Herr Pfitzmann, was bringen Kinderporno-Sperren im Netz?
Den Kindern bringen sie leider fast nichts. Den Politikern bringen sie, dass sie einer Öffentlichkeit, die von Technik wenig versteht, erzählen können, sie hätten etwas Sinnvolles getan.
Andreas Pfitzmann, Jahrgang 1958, ist Professor für Datenschutz und Datensicherheit an der Technischen Universität Dresden.
Kinderporno-Sperren im Web hält er für einen "PR-Gag": Wer sie umgehen wolle, könne das leicht tun.
Was ist so sinnlos daran?
Sperren im Internet - egal, wie man sie macht - sind nicht wirkungsvoll. Im konkreten Fall gilt das erst recht, denn um eine DNS-Sperre zu umgehen, muss ein normaler Internetnutzer auf seinem Rechner nur einen anderen DNS-Server, beispielsweise im Ausland, eintragen. Dafür braucht es genau einen Eintrag in ein Feld. Damit ist die Sperre komplett umgangen. Zu unterstellen , dass Leute, die Kinderpornografie ansehen wollen, nicht wissen, wie sie dieses eine Feld ändern, ist mit Verlaub dumm. Das heißt, hier wird nur symbolische Politik betrieben.
Frau von der Leyen behauptet, man könne 450 000 Zugriffe täglich auf kinderpornographische Websites verhindern.
Ich frage mich, wie sie auf diese Zahl kommt. Sind das Menschen, die diese Zugriffe tätigen wollen? Dann wäre das eine erschreckend hohe Zahl. Oder sind es, wie ich glaube, Suchmaschinen? Also Roboter, die das Netz möglichst vollständig durchsuchen, um danach Suchanfragen effizient beantworten zu können? Dann wären Frau von der Leyen und ihr Umfeld einem großen Irrtum aufgesessen.
Die Justizministerin hat sehr früh davor gewarnt, diese Sperren könnten künftig auch die Kommunikation von Millionen unbescholtener Internetnutzer filtern. Hat sie Recht?
Ja. Wann immer man im besten Sinne versucht, gezielt bestimmte Inhalte zu sperren, gibt es Fehler und Missverständnisse. Dann werden natürlich auch andere Dinge gesperrt.
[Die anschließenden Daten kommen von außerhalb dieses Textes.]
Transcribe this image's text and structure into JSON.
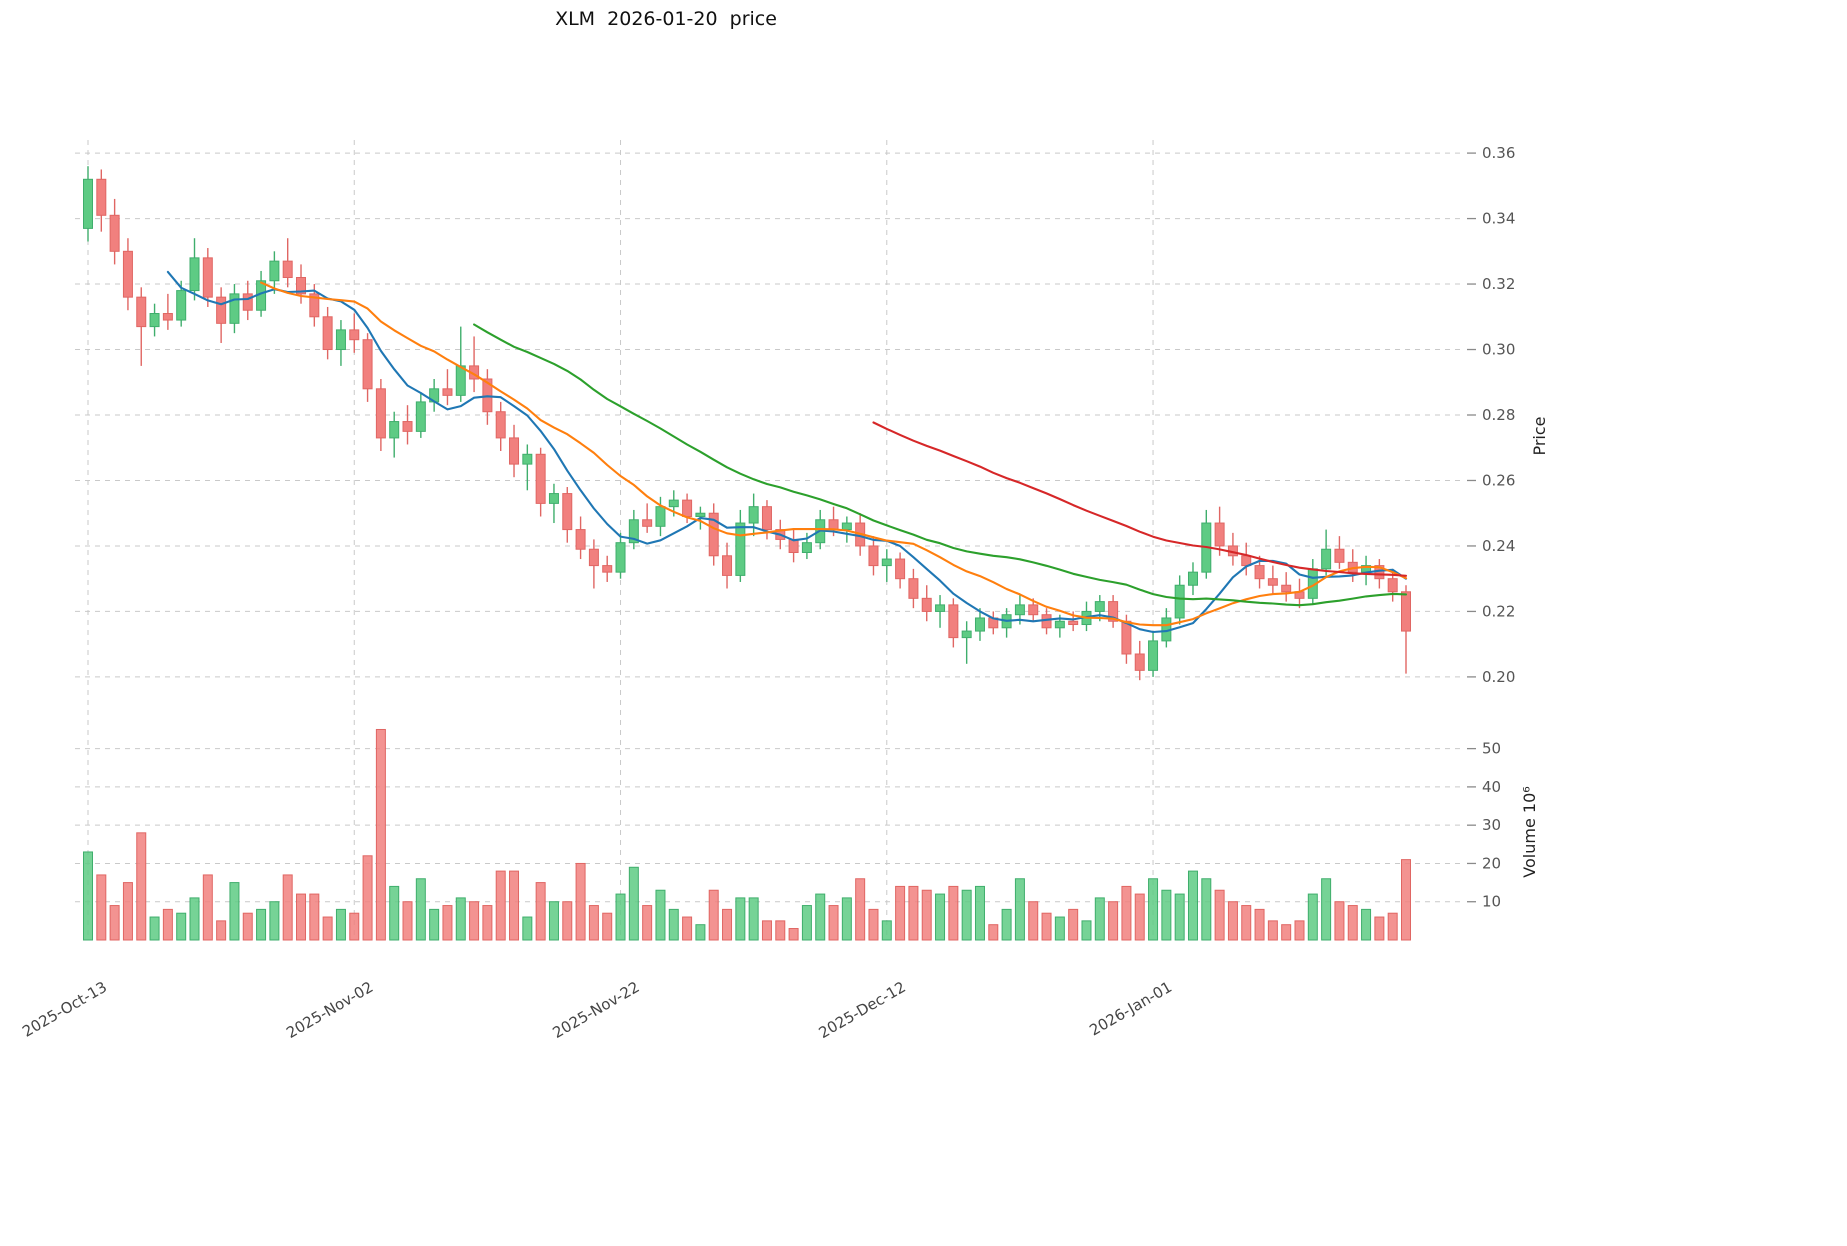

Es heißt, andere Länder wie Norwegen oder Dänemark arbeiteten erfolgreich mit Sperren. Können Sie das bestätigen? Was ich bestätigen kann ist, dass die Leute sich hinstellen und sagen, wir haben Erfolg. Ich bezweifle den Erfolg. Nur die Zugriffe von Suchmaschinen zu verhindern, kann ich nicht als Erfolg werten. Außerdem: Den Zugriff auf Kinderpornographie zu unterbinden, ist doch eigentlich nur ein sekundäres Phänomen. Das Hauptproblem ist, dass Kinder missbraucht werden. Dagegen müsste man auf ganz anderen Ebenen vorgehen.
Nämlich?
Sehen Sie sich beispielsweise an, wie in Deutschland die Jugendämter ausgestattet sind. Ich habe von Fällen gehört, wo ein Halbtagsbeschäftiger für 150 Problemfamilien zuständig ist. Also: Jugendämter besser ausstatten. Außerdem sollten wir die Erwachsenen in unserem Land aufklären, woran sie erkennen, dass Kinder misshandelt und missbraucht wurden. An wen kann ich mich diesbezüglich wenden? Wie gehen wir damit um? Was wir schließlich tun müssen, ist, Kindern in der dritten Welt zu helfen. Wie schaffen wir es, dass die Menschen dort zumindest Grundnahrungsmittel und Überlebenschancen haben, ohne dass sie ihre Kinder verkaufen? Das ist dann eine Aufgabe von Entwicklungspolitik.
Die viel mehr kostet als eine Internet-Sperre. Wenn wir Kindern helfen wollen - wofür ich sehr, sehr bin - dann kostet das nun mal ernsthaft viel Geld. Die Politik setzt jetzt stattdessen mit Spielgeld eine nicht ernsthafte Maßnahme durch, quasi als PR-Gag. Das finde ich schlimm.